Prime Minister Scott Morrison said at a press conference on Wednesday the move would be important for the "large numbers" of international students that remained in the country.

"The number is far greater than I think people appreciate that actually remained the country," he said.

But not everybody is happy with the announcement.

Council of International Students Australia national president Belle Lim said for some international students working in these industries the announcement was positive, but for others who are vulnerable it was "too little too late".

Ms Lim said the lack of support for students who struggled to make ends meet due to financial hardship last year showed "international students are not valued by this government"

"There's no mention [in the budget] about how international students contribute to the workforce here in Australia, and all the things that we've been through last year without any support."

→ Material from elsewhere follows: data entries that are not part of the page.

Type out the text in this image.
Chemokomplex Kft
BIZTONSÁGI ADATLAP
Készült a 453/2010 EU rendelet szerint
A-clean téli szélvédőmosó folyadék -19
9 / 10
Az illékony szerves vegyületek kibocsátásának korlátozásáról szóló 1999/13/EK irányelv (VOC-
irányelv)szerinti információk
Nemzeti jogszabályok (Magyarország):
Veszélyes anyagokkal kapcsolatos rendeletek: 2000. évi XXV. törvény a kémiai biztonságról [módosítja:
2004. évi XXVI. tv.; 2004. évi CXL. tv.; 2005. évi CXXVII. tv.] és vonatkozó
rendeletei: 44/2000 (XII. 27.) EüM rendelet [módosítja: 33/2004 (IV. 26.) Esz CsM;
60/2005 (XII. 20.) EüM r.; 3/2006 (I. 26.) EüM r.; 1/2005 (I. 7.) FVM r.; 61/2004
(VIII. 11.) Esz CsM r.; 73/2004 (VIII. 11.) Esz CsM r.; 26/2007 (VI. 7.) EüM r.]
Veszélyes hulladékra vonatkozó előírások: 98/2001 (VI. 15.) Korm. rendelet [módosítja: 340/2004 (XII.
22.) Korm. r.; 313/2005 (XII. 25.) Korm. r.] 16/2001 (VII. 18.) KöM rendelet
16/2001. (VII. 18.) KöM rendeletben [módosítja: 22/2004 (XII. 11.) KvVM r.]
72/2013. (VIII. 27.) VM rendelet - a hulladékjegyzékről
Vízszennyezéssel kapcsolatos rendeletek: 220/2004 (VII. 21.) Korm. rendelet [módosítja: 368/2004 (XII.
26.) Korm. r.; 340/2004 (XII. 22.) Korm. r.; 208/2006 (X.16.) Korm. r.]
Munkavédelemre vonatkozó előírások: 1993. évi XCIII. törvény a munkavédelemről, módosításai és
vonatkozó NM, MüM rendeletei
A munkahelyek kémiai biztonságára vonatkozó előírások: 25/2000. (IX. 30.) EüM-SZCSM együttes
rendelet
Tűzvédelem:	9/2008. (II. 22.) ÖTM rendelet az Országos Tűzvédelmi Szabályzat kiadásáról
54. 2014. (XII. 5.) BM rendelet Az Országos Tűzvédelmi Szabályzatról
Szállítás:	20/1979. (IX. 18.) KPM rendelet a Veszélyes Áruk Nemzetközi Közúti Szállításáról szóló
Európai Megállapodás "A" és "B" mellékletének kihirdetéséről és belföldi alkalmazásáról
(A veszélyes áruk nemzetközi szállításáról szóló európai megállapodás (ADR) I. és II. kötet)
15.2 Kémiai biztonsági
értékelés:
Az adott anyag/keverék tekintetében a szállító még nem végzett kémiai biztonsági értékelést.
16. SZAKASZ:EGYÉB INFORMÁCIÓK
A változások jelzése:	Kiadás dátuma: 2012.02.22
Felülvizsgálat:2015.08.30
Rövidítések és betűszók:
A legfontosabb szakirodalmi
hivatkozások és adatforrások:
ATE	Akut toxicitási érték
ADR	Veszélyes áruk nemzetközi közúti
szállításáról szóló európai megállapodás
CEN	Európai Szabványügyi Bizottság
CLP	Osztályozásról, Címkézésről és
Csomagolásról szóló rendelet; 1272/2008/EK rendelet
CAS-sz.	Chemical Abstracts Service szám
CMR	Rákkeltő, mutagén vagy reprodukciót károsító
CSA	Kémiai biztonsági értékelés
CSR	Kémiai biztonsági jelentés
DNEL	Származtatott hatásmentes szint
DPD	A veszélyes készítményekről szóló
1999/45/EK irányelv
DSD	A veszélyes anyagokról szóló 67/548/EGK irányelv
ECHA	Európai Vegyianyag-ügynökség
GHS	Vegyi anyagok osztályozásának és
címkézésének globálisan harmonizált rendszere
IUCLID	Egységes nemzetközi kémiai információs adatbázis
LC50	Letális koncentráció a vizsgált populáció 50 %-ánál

She said the government should acknowledge the contribution international students make to the country in many different ways. 

"There are a few well-researched reports coming out and Australia is at the bottom of the list for prospective students, they are going to UK and Canada, even the US," she said.

The government needs to emphasise more around the role of universities and training the next generation of workforce leaders in the region, she said.  

Students facing political crises at home call for more action

International Myanmar student Shin Mon, who works in a cafe while studying, welcomed the change.

However, Ms Mon said she would have liked the government to provide support to international students like her who are dealing with political crises back home.

"We need some action from the university and we need some action from [the] government or other organisations which can help some students [in these situations] with financial aid," she said.

Her family in Myanmar are unable to send money to help support her during times of financial hardship due to the military coup in the country.

"They are also living in risk and we don't even know when they might be at risk of being arrested. So we don't want them to support us anymore, but still, we need [help] to pay our tuition fees."

Last week, the government announced the more than 3,300 Myanmar citizens in Australia were being offered safe haven, with the their visas being extended until it's safe for them to return home.